The remains were found in Edinburgh's Victoria Primary School last year while survey work was being undertaken to build an extension.

The school, the city's oldest working primary, is located near Newhaven harbour where a gibbet once stood on the dockyards 600 years ago.

Workers there expected to find remains of the original harbour and shipbuilding but instead uncovered human bones.

Experts at AOC Archaeology carbon dated the bones to the 16th or 17th centuries and, working with forensic artist Hayley Fisher, created a facial reconstruction of the man, thought to have been in his fifties.

A gibbet was commonly used to execute witches and pirates and it is believed the man could have been murdered in the device for criminal behaviour or piracy and discarded in nearby wasteland.

Due to the condition of the bones and location of his burial close to the sea and gibbet rather than any of three nearby graveyards, it is believed the man was likely killed before being displayed in plain sight of ships to deter fellow pirates.
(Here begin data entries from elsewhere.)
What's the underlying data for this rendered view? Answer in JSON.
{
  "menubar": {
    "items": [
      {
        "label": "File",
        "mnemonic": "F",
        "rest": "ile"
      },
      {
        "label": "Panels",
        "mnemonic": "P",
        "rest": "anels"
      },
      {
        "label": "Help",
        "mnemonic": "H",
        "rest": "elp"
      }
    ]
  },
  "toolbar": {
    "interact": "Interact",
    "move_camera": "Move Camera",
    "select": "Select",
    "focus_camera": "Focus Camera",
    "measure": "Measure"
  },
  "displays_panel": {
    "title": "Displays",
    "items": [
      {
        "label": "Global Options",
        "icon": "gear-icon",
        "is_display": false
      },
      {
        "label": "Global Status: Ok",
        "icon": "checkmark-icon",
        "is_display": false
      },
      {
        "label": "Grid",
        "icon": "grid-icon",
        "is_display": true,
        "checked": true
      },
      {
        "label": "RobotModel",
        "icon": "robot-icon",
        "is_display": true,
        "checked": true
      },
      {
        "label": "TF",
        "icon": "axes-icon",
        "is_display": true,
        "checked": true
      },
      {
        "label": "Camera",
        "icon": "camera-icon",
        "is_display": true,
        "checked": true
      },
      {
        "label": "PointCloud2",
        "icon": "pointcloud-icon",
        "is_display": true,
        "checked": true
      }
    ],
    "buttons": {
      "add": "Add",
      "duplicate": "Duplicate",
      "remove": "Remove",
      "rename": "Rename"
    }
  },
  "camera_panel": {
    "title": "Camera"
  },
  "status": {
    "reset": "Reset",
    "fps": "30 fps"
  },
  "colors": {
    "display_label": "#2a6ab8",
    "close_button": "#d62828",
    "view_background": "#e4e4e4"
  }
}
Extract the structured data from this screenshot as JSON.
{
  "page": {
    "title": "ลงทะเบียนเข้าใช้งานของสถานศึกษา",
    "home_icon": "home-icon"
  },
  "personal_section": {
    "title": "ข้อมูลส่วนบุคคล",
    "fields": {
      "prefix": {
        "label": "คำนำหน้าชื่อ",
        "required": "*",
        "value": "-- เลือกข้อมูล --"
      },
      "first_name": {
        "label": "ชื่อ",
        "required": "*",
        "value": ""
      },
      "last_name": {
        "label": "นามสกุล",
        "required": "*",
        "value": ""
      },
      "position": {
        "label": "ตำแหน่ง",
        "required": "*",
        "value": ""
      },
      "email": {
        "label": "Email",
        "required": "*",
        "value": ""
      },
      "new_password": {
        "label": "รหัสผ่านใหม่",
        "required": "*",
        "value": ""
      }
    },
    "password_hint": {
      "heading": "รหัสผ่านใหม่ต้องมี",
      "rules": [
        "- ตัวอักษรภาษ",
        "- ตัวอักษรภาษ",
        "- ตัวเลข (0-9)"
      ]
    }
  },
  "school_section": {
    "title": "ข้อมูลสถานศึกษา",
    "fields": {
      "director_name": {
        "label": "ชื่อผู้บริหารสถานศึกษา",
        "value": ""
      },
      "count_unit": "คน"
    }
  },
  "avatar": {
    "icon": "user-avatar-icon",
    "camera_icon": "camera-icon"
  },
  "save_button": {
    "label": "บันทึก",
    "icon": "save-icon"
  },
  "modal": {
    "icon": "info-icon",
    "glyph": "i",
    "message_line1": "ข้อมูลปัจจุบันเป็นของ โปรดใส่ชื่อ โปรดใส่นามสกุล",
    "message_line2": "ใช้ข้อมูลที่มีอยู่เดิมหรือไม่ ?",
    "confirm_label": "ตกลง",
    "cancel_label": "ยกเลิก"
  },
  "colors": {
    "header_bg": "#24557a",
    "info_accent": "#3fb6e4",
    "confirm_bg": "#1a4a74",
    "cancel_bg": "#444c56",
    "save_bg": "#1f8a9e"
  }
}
An unceremonious burial in a shallow, unmarked grave suggests he had no relatives or friends in the area.

Councillor Richard Lewis, culture convener for the City of Edinburgh Council, said: "Edinburgh has an undeniably intriguing past and some of our archaeological discoveries have been in the strangest of places.

"Thanks to carbon dating techniques, archaeologists now know that the skeleton was likely to have been a murder victim - and quite possibly a pirate.

"It's fantastic that through the council's archaeology and museums service, we are able to investigate such discoveries and add to our understanding of Newhaven's heritage."

Head teacher Laura Thompson said: "The pupils think it's fantastic that a skeleton was found deep underneath their playground.

"The archaeologists will hold a special lesson with some of the children about how they have used science to analyse the remains and it will be a good learning opportunity for them."